Il dibattito sulla coerenza delle decisioni

Ciò che emerge prepotentemente, al di là della singola decisione contestata, è una questione di fondo che attanaglia il calcio moderno: la ricerca, spesso frustrata, di un’applicazione uniforme del regolamento da un campo all’altro, da una giornata all’altra.
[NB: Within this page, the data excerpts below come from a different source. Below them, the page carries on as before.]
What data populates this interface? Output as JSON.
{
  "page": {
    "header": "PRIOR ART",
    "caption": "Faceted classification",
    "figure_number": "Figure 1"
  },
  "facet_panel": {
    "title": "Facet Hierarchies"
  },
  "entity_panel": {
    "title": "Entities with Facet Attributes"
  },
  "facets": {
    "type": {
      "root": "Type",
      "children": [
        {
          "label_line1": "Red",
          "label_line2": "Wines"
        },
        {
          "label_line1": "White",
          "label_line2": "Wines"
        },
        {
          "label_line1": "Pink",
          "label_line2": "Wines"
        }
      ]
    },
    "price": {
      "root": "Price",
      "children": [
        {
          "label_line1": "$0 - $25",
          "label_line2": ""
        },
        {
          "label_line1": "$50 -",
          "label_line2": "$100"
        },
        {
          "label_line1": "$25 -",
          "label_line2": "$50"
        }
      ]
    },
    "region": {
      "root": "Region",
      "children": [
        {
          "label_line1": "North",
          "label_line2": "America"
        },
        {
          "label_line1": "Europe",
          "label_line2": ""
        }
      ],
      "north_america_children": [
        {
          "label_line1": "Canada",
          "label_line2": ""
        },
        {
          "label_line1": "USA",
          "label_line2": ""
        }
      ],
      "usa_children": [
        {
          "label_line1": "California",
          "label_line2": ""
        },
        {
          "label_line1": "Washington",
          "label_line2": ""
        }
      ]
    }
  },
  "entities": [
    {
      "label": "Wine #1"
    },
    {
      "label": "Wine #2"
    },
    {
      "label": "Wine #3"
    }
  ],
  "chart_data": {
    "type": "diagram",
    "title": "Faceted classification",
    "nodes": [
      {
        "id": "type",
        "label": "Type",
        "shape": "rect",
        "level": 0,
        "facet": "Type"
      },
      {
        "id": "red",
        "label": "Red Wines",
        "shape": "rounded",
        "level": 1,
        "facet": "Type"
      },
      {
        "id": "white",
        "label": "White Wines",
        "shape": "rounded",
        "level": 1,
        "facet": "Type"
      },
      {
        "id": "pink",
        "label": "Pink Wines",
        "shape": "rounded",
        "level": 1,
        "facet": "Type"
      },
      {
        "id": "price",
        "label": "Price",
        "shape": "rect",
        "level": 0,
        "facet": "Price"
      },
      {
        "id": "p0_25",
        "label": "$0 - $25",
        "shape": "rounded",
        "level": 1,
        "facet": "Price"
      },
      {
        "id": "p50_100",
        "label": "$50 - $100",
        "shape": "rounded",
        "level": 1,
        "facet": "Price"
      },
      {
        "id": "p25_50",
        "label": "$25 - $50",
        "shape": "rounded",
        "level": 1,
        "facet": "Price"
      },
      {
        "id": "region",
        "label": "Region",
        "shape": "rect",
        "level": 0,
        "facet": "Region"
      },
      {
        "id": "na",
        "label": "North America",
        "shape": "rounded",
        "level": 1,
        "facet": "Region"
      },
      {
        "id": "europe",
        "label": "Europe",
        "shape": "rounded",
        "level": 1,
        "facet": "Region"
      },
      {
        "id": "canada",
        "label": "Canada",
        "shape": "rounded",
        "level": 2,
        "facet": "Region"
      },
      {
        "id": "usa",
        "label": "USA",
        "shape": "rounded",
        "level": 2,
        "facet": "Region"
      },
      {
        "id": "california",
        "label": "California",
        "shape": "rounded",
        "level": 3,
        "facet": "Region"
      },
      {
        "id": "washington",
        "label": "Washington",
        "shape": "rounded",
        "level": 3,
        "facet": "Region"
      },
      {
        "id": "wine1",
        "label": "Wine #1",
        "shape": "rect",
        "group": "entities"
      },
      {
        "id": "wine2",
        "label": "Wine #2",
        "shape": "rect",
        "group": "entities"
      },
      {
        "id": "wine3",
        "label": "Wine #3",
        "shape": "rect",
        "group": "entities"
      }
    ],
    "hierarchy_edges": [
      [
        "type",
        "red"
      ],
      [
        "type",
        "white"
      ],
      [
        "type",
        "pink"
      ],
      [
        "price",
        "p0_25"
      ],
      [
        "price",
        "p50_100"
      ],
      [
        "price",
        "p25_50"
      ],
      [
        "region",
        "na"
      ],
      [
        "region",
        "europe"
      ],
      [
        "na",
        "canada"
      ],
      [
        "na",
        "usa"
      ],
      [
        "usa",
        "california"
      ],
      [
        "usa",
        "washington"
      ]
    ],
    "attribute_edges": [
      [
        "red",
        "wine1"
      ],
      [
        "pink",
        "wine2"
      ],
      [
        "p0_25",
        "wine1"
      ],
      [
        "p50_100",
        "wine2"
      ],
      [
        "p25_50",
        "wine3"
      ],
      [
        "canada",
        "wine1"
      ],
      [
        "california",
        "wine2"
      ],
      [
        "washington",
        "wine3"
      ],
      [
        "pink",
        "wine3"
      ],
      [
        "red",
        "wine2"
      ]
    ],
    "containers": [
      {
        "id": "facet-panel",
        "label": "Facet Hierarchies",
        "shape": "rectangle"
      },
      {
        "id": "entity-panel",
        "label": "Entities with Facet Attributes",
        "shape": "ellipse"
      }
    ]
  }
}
L’accostamento quasi spontaneo tra l’episodio di Ostigard su Fullkrug e quello di Rrahmani su Mkhitaryan ne è la dimostrazione lampante; due azioni che, nella percezione comune, sembrano gemelle ma che hanno avuto destini opposti, lasciando spazio a interpretazioni e a un senso di ingiustizia diffuso. Il dibattito, in questi casi, si sposta rapidamente dal merito tecnico del singolo fallo a una riflessione più ampia sulla governance del gioco e sulla comunicazione delle scelte arbitrali, un terreno dove la chiarezza sarebbe l’unico vero antidoto alle polemiche che, ciclicamente, ritornano ad infiammare il mondo del pallone.